“French politics requires great responsiveness on a daily basis. With Trint's live features, we can work in real-time and easily share transcriptions within the newsroom.”
Edouard Guihaire, Deputy Technical Editor-in-Chief at Agence France-Presse (AFP), is talking about the changes his newsroom has seen since integrating Trint into their workflow in January 2024.
Like any global news agency, breaking stories before the competition requires AFP to be both accurate with their reporting and fast to make sure no-one gets there first. By using tools like Trint Mobile Live, Guihaire and his colleagues are able to react to the news cycle in the moment – giving them an edge that can make all the difference in the modern world of journalism.
“Getting good transcription for live events is something that we need to be really efficient at as a news agency, which means finding a tool that helps us with both speed and accuracy,” says Guihaire.
“For our journalists, Trint is a great tool to deal with breaking news and help avoid that intense pressure of typing and transcribing.”
Founded in 1835 under the name Agence Havas, AFP holds claim to being the world's oldest news agency, with its main headquarters still residing in Paris, France. The organization now boasts an impressive news network across 150 countries, with 2,600 staff representing 100 different nationalities and multimedia content shared globally in six languages.
“We have offices everywhere in the world and deal with many languages, which can make getting transcriptions without a solution quite complicated,” explains Guihaire. “Some of our offices use a tool that only transcribes in English, while others still do their own manual transcription by listening back to a recorder and typing it out. It’s very time consuming and puts a lot of pressure on reporters to be fast and accurate.”
AFP needed a new solution to avoid these transcription challenges and free up its journalists to focus on what they do best – writing great stories. That’s when AFP’s Paris office turned to Trint in May 2023. After a successful trial and 83% of users seeing a difference in their workflow, Trint was approved for use by AFP journalists worldwide.
“There's an expression in French, charge mentale, or mental load in English. That’s what transcription was to us before using Trint,” says Guihaire.
“Now we can really focus on the story and not on time consuming and painful tasks. Focus on being accurate, fast and the important aspects of the job.”
Both in France and across the world, covering live events quickly and efficiently is a big focus for AFP to help the agency stay competitive in a fast-paced media environment. A challenge that Trint’s live transcription tool, Realtime, is helping streamline for journalists by transcribing broadcast streams of everyday events in more than 40 languages.
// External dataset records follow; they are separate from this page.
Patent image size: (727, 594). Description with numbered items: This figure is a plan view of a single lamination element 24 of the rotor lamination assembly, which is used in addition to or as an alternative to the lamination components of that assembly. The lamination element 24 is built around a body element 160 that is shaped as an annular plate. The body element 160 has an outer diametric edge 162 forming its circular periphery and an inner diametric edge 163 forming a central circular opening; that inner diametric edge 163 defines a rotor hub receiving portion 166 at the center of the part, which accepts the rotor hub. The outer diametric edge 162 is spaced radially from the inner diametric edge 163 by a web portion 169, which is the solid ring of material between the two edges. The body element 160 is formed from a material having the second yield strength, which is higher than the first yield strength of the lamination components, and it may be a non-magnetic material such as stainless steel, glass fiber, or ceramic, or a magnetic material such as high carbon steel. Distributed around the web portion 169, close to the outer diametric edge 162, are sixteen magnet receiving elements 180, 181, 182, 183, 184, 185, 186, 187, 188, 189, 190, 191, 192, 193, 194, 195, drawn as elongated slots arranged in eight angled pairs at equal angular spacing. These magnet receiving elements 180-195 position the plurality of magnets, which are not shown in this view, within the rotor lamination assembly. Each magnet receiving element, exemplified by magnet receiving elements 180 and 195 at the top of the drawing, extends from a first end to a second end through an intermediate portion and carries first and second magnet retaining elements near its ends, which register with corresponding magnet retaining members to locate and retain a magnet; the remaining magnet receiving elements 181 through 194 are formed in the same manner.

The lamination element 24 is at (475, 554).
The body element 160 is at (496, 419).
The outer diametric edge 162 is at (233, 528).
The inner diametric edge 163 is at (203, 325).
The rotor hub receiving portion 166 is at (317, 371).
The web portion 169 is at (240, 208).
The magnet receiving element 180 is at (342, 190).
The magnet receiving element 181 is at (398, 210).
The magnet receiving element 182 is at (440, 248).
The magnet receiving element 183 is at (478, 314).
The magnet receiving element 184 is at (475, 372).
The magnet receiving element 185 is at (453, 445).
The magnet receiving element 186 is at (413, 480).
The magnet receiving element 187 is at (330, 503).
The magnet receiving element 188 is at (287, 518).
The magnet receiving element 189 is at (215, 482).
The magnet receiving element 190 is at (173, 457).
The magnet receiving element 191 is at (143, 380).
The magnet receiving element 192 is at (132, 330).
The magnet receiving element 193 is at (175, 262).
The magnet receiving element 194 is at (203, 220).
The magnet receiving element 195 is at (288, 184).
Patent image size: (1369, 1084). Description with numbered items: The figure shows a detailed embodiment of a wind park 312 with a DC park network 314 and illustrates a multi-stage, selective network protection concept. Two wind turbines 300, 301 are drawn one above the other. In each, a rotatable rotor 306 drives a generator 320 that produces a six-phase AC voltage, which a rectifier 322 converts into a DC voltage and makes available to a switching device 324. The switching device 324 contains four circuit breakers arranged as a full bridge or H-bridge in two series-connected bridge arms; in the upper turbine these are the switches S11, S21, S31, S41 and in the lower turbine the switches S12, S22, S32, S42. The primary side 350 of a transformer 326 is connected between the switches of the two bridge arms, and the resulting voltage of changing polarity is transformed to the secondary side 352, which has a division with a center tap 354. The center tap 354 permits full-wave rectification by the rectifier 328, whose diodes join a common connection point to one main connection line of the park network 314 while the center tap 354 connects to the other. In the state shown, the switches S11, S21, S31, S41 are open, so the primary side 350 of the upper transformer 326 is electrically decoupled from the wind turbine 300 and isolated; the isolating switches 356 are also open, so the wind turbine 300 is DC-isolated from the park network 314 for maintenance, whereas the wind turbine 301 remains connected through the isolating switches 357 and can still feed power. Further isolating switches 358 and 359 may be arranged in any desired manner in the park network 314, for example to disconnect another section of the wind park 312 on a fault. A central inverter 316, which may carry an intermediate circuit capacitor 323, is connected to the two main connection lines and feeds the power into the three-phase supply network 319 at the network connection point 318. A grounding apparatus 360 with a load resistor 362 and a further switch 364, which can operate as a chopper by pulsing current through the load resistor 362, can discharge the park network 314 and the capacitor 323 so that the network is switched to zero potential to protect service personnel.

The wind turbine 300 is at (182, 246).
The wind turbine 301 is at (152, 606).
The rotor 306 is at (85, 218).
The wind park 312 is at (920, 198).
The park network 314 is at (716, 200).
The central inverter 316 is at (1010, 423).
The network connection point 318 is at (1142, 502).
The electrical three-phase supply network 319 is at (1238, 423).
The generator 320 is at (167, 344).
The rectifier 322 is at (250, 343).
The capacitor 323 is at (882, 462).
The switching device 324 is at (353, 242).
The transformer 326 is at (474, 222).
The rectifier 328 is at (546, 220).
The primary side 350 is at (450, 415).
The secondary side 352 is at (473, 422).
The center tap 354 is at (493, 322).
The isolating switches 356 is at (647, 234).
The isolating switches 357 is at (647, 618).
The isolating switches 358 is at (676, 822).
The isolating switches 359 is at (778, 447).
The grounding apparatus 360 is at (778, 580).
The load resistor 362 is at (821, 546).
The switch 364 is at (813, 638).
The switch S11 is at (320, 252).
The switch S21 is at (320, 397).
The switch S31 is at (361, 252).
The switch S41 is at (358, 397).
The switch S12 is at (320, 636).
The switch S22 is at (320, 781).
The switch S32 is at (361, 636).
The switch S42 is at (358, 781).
“In Paris we have a whole department just focusing on French politics,” explains Guihaire. “Every day you could have the President, Prime Minister, an official, speaking at press conferences or on radio shows. It’s a lot to stay on top of. But with Trint, someone can monitor the Realtime feed and share any important moments from the live transcription with the department.”
AFP are also taking advantage of Trint’s unique live transcription feature, Mobile Live. Allowing journalists out in the field to capture and live transcribe audio from their phone and share every word with their team in another office or country. A time-saving tool that helped Guihaire and his team stay in the moment at COP 28 in Dubai last year.
“One of the interesting workflows for that kind of event is that you have a lot of meetings that are closed to the press,” he recalls. “But at the end of the meeting, officials will often talk to the press as they leave, which is obviously a time when you need to be fast and accurate.
“At COP we could have a reporter at the door of the meeting with their phone and Trint recording live. That transcript is going directly to the rest of the team through a Shared Drive so they can publish breaking news alerts.
“Our journalists, working in four different languages, also shared and highlighted key quotes in live transcripts of the floor speeches by world leaders, which allowed us to skip emails and work faster. I know the COP team was pretty happy with the way it worked and how we could all work together.”
Reflecting on his career as a journalist, Guihaire remembers a time when he was based in London and how a tool like Trint could have changed how he worked. “Sometimes you could have five, six, seven interviews on your recorder and you know that you have a good story but then you realize that you also have hours of sound that you now have to transcribe,” he says.
“I’m also French and listening back to every word in English, so there’s a translation challenge. With a tool like Trint, I could have eliminated that mental load and get everything transcribed in no time.”
Guihaire recalls another time working as a correspondent covering the US State Department where live transcription could have been a big help. “I was in Washington covering Hillary Clinton who was the Secretary of State at the time,” he explains. “This could involve traveling from one country to another, sometimes within the same day, often with very little time to write articles”
“Live transcription would have been such a great thing to use. I could have everything ready to share without typing very fast and could be effective from wherever I was.”